According to the Interior Ministry, the mourning march, held on Sunday, March 1, gathered some 16,500 participants, though organizers say it was attended by at least 70,000 people, and photographs of the march appear to support this claim.
The tragedy changed the opposition’s plans: They had originally planned a “Spring” anti-crisis march in Maryino (a Moscow suburb) but decided that this would be inappropriate in the light of Nemtsov’s killing, and agreed a new route with the city authorities.
‘Nemtsov’s tragedy is my tragedy’
Before the march started, there was a long line outside a flower shop near Smolenskaya Square, where people waited to buy flowers to take with them to the march. Although in the square itself there were numerous walk-through metal detectors and people’s bags were checked, there was hardly any visible police presence along the rest of the route of the march.
People walked along slowly in complete silence, carrying portraits of Nemtsov, Russian flags with black ribbons attached to them and placards that read: “Heroes do not die,” “He died for Russia’s future,” “They were afraid of you, Boris,” “Propaganda kills,” and “I am not afraid.”
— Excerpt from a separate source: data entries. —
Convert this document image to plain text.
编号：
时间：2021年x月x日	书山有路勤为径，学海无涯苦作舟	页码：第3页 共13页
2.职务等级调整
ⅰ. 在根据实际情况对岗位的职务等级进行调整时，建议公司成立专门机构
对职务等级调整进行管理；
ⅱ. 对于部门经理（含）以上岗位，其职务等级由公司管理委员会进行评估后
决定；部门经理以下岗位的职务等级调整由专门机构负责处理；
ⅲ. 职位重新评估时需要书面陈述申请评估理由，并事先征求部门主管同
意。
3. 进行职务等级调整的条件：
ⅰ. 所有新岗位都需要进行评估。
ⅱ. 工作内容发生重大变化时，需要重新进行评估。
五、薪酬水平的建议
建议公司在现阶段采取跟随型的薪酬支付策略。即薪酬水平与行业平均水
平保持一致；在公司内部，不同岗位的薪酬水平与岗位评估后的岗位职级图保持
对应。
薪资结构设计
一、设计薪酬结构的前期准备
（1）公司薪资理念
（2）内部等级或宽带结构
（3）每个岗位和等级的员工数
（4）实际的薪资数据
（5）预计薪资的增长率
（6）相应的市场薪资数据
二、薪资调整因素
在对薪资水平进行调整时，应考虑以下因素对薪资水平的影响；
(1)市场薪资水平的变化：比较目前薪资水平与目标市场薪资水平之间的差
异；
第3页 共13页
“I am devastated by this death,” said pensioner Yevgeniya Ipatova. “Russia is losing its best sons. He could have been a great scientist [Nemtsov had over 60 scientific papers on physics published – RBTH]. Instead he decided to devote himself to the people, but the people did not understand him.”
“I want to live in a free country. I don’t like it when we are being shot, when we are being blown up. I want to be able to publicly say what I like and what I don’t like. That is why the tragedy of Boris Nemtsov is my tragedy too,” said Viktor Artamonov, who had worked with the murdered politician since 1992.
Death as consolidation?
As the silent march approached its end, there were a number of individual cries of “Russia without Putin!” from participants near the head of the column, where opposition activists headed by former Russian Prime Minister Mikhail Kasyanov were marching, though others warned that shouting would be seen as an act of provocation. The march ended with the column filing slowly onto Bolshoi Moskvoretsky Bridge, where Nemtsov was gunned down.
The opposition’s view of the murder was presented by Ilya Yashin, a close friend and associate of Boris Nemtsov. He told journalists: “For Russian society and the opposition, it [Nemtsov’s death] is a watershed, a point of no return of sorts. <…> I very much want to believe that democrats will at last unite, that this death will bring together opposition leaders, some of whom are not even on speaking terms with each other.”
However, political analysts polled by RBTH are rather skeptical about the opposition’s ability to unite. According to the deputy head of the Institute of Socio-Economic and Political Research close to the Kremlin, Alexander Pozhalov, it was Nemtsov who “straightened out internal conflicts in the disparate protest movement and developed the opposition strategy.”
It was Nemtsov who in late 2014 urged the opposition to unite in a coalition called “For European Choice,” recalled Pozhalov. “Clearly, the role that Alexei Navalny and his close allies play in the opposition movement will now increase, they will start pulling the blanket toward them, which may create new internal problems inside the opposition,” said the pundit.
Meanwhile, Konstantin Kalachev, head of the independent Political Expert Group, lamented that the opposition “can consolidate only around such sad events as this.” “It is a serious problem: around who and what to consolidate.” In his opinion, from the organizational point of view and from the point of view of moral leadership, the opposition is rather weak.
“In this case one should not expect that the baby will be born a month after conception. A new opposition may emerge in Russia but only when the country is hit by a really serious economic crisis. It will be an opposition that will start building its program primarily on the socio-economic agenda,” said Kalachev.